Miranda, with his experience as a teacher, made it well-known his desire for Hamilton to be used in the classroom. The emphasis on this mode of engagement has infused the popular social media campaigns of the musical. It is this spirit of public engagement, especially in the classroom, that has brought forward The Rockefeller Foundation supported initiative to bring Hamilton to the students of the public schools of New York City through a partnership between the NYC Department of Education and Gilder Lehrman. Significant stakeholders and, most importantly, funding have come together to create a set of resources for the classroom. I applaud these initiatives. Plus, someone else is going to do the hard work of creating a set of resources. However, as of right now, many of the resources of Gilder
Lehrman are only open to participating schools in the program. Many other free resources exist on the Gilder Lehrman website, but follow a thread far enough and it ultimately ends in a paywall. While one can pay for an individual subscription to the Gilder Lehrman website, such a subscription potentially represents a significant expense for many cash strapped college students.

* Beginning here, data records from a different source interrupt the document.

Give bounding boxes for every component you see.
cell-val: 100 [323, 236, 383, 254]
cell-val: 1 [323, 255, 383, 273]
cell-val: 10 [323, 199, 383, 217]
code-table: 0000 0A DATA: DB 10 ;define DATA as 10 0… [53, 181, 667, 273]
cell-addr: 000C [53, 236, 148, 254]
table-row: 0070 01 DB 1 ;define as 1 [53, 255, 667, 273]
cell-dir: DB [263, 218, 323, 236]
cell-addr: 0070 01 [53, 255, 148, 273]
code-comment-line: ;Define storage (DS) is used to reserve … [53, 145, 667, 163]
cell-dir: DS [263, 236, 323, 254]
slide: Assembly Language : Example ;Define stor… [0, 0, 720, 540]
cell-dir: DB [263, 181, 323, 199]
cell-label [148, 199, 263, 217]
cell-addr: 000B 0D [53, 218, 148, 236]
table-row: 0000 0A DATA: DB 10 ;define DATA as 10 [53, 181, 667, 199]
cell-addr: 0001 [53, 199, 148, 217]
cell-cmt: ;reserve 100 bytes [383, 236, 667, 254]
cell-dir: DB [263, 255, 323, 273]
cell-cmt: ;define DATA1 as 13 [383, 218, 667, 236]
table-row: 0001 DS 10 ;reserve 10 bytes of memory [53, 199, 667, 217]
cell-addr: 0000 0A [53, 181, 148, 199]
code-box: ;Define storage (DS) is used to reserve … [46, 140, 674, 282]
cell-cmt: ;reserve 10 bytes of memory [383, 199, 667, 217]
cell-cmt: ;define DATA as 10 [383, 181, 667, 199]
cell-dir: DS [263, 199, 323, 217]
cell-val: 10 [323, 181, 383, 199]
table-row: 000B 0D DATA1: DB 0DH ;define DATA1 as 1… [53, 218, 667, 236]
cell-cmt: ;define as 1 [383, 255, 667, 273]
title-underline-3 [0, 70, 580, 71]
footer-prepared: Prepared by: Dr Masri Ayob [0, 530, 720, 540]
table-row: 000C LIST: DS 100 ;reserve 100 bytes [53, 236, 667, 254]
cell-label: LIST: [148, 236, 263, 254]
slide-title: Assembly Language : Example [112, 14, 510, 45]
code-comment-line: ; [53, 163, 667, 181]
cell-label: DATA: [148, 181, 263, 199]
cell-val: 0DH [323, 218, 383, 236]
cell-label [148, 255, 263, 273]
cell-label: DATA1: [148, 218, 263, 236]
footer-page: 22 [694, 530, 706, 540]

#HamiltonSyllabus versus #TeachingHamilton
Our fields, goals, or limitations of the classroom might be different, but, if you’re reading this, we share the same excitement of the possibilities of using Hamilton in the classroom. It is that shared excitement and enthusiasm that should be the first tenet of creating a repository of resources for teaching Hamilton. There is a reason for this Hamilton conundrum and it goes beyond the newness of the musical. The versatility of Hamilton, the very reason it appeals to educators, is exactly what makes it a difficult candidate for corralling into a #HamiltonSyllabus. In terms of logistics, a #HamiltonSyllabus can’t account for even a fraction of everything, but it could highlight resources that make for an excellent addition to students’ classroom experience of Hamilton. Yes, Hamilton is still new, but chalking up a lack of Hamilton resources to newness is too simplistic. Each instructor envisions unique reasons for using Hamilton in their classroom, and each instructor likely has their own reasons for meeting pedagogical goals in a certain way. Individual needs and the complexity of each classroom environment seemingly rejects a neatly organized and packaged #HamiltonSyllabus.
While a #HamiltonSyllabus can’t be all things to all instructors. However, in recognition of the musical’s wide appeal, the #HamiltonSyllabus should be made up exclusively of, or at the very least lean heavily towards, open access resources. Freely riffing and borrowing musical idioms, language, and history is at the heart of Hamilton and that spirit of riffing and borrowing should be at the heart of a call for open access resources. The spirit of open access and public engagement is also embodied in the offstage experience of Hamilton, whether through the freely available music online, or the various social media campaigns, or the free public performances for those that can’t get tickets.
Approaches and topics are endless with regards to Hamilton. Race, gender, history, musical history, Broadway history, rap and hip-hop, class, and immigration can all be taken up in considerations of Hamilton. Potential topics are as endless as the potential classroom approaches. Each teacher, for their own reasons, could list a world or reasons for teaching Hamilton and how to approach it. For these reasons I’m hesitant to make a call for a #HamiltonSyllabus. Instead, I propose call for a community of instructors using Hamilton in the classroom: #TeachingHamilton. At some point, perhaps the community built around #TeachingHamilton could collaborate on resources for a #HamiltonSyllabus. For now, #TeachingHamilton is a good start.